Certaines expériences atypiques nécessitent des réponses de politique publique, d’autres non, évidemment. Nous pouvons laisser en l’état ces portes qui m’obligent à baisser la tête. Mais où tout cela nous mène-t-il dans le débat général ?
Il ne faut peut-être pas considérer le subjectif-objectif comme un spectre allant de la vérité personnelle à la vérité agrégée, la seconde étant une forme de vérité plus élevée que la première. Elles existent plutôt sur différents plans, qui sont d’une certaine façon sans commune mesure. Elles nous disent toutes deux des choses différentes sur l’expérience humaine et sont toutes deux valables dans des contextes différents.
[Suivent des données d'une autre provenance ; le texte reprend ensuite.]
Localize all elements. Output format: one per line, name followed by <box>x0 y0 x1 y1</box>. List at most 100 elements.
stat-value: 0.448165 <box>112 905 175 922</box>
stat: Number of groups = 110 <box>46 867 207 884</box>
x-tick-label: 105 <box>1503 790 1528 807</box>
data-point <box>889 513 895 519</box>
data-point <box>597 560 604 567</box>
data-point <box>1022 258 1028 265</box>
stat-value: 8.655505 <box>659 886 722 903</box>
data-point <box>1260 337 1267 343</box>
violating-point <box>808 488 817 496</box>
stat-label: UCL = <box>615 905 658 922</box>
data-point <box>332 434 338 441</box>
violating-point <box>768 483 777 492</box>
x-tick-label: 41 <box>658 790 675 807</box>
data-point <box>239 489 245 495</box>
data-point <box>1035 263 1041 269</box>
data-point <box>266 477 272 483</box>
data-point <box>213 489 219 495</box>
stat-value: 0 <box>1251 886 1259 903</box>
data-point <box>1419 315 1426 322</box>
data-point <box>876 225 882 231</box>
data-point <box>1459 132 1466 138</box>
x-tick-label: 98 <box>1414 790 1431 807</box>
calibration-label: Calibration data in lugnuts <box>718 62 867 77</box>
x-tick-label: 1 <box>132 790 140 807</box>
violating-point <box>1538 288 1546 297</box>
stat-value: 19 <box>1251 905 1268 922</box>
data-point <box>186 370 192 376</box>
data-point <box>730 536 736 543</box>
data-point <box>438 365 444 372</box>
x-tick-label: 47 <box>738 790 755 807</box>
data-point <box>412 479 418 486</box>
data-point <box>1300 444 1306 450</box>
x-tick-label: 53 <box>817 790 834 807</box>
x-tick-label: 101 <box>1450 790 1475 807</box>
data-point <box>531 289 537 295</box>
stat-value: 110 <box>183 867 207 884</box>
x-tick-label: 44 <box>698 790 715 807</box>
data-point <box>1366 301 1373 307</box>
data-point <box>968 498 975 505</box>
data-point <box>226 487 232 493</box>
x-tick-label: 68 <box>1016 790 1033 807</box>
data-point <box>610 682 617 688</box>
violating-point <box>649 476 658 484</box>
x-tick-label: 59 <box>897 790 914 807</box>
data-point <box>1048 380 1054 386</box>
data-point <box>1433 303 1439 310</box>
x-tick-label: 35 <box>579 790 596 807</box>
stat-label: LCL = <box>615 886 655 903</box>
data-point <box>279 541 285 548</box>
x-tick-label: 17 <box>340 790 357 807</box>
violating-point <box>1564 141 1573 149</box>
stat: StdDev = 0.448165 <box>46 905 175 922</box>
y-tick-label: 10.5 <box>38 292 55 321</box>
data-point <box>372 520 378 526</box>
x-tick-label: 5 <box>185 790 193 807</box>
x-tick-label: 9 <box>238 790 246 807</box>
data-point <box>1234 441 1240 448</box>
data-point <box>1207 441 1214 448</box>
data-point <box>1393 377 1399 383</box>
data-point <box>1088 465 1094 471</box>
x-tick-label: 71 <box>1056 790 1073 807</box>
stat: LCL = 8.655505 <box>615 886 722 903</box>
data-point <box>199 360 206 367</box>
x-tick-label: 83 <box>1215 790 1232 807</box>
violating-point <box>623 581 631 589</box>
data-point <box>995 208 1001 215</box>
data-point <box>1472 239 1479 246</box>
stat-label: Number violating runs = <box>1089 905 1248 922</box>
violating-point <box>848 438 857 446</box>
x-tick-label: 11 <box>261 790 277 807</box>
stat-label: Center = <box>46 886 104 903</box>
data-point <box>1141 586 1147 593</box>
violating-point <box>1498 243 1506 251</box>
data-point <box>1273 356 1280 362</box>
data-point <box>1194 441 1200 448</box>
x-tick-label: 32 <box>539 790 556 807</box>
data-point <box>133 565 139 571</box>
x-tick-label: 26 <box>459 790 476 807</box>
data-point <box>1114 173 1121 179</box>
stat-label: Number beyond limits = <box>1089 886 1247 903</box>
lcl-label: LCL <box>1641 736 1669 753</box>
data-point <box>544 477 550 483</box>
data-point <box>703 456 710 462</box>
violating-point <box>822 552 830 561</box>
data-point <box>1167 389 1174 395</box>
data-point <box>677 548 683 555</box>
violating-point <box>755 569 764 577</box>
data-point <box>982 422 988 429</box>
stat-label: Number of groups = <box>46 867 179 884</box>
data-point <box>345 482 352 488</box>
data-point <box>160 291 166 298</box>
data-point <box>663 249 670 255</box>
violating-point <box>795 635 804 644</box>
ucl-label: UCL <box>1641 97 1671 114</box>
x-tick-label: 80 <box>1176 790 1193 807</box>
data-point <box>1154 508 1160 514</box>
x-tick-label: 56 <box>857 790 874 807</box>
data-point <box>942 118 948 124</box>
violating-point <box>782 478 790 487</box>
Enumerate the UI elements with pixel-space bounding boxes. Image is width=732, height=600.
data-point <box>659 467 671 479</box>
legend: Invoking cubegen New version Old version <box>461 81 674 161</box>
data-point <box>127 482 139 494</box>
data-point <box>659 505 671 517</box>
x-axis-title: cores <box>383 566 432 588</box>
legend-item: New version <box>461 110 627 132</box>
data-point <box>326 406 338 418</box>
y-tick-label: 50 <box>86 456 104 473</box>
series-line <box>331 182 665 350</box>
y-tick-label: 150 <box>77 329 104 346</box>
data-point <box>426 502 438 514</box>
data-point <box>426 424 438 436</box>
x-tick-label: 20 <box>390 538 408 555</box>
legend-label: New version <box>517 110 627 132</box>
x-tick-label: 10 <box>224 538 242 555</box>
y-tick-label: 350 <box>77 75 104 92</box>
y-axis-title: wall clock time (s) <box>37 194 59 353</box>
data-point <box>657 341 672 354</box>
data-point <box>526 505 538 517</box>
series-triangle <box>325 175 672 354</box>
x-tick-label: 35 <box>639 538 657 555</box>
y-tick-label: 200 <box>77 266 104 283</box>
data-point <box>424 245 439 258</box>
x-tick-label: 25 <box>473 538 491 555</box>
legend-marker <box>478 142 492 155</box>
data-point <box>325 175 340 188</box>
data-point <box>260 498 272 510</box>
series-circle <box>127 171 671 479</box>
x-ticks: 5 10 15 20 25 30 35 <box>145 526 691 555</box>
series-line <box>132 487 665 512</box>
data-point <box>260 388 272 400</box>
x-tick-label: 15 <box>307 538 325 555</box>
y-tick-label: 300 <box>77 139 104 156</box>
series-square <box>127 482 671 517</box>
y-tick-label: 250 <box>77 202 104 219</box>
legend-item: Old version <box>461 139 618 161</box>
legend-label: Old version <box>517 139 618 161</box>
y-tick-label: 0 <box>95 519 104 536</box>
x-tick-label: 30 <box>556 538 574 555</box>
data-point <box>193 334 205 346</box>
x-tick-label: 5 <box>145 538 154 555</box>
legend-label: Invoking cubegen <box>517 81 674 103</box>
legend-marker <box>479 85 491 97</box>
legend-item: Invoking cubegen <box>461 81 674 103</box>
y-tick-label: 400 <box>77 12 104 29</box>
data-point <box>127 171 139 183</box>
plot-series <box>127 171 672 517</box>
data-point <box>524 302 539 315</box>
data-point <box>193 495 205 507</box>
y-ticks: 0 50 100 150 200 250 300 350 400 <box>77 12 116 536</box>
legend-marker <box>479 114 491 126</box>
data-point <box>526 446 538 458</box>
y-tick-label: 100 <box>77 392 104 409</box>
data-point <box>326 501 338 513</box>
En attendant, le monde continue à s’accommoder peu à peu de la remise en cause radicale de nos systèmes d’information et de communication publics. Les élites ont perdu beaucoup de contrôle sur le plan narratif, au profit de personne en particulier. Et l’espace de ce qui est établi objectivement a été réduit, en partie remplacé par l’expérience et l’émotion personnelles. Tout cela n’est pas mauvais mais semble rendre plus difficile l’atteinte de compromis démocratiques. Et si un nombre croissant d’entre nous en vient à croire que l’expérience et la perception individuelles sont la vérité première, alors cela devient simplement votre vérité contre la mienne et nous sommes tous, comme Fleishman, vraiment en difficulté.
Une version anglaise de ce texte a été publiée par Unherd, site politique et culturel britannique (de centre droit) qui vise à la fois à publier des idées originales (un-heard) et à lutter contre l'esprit grégaire (herd mentality) dans le monde des idées.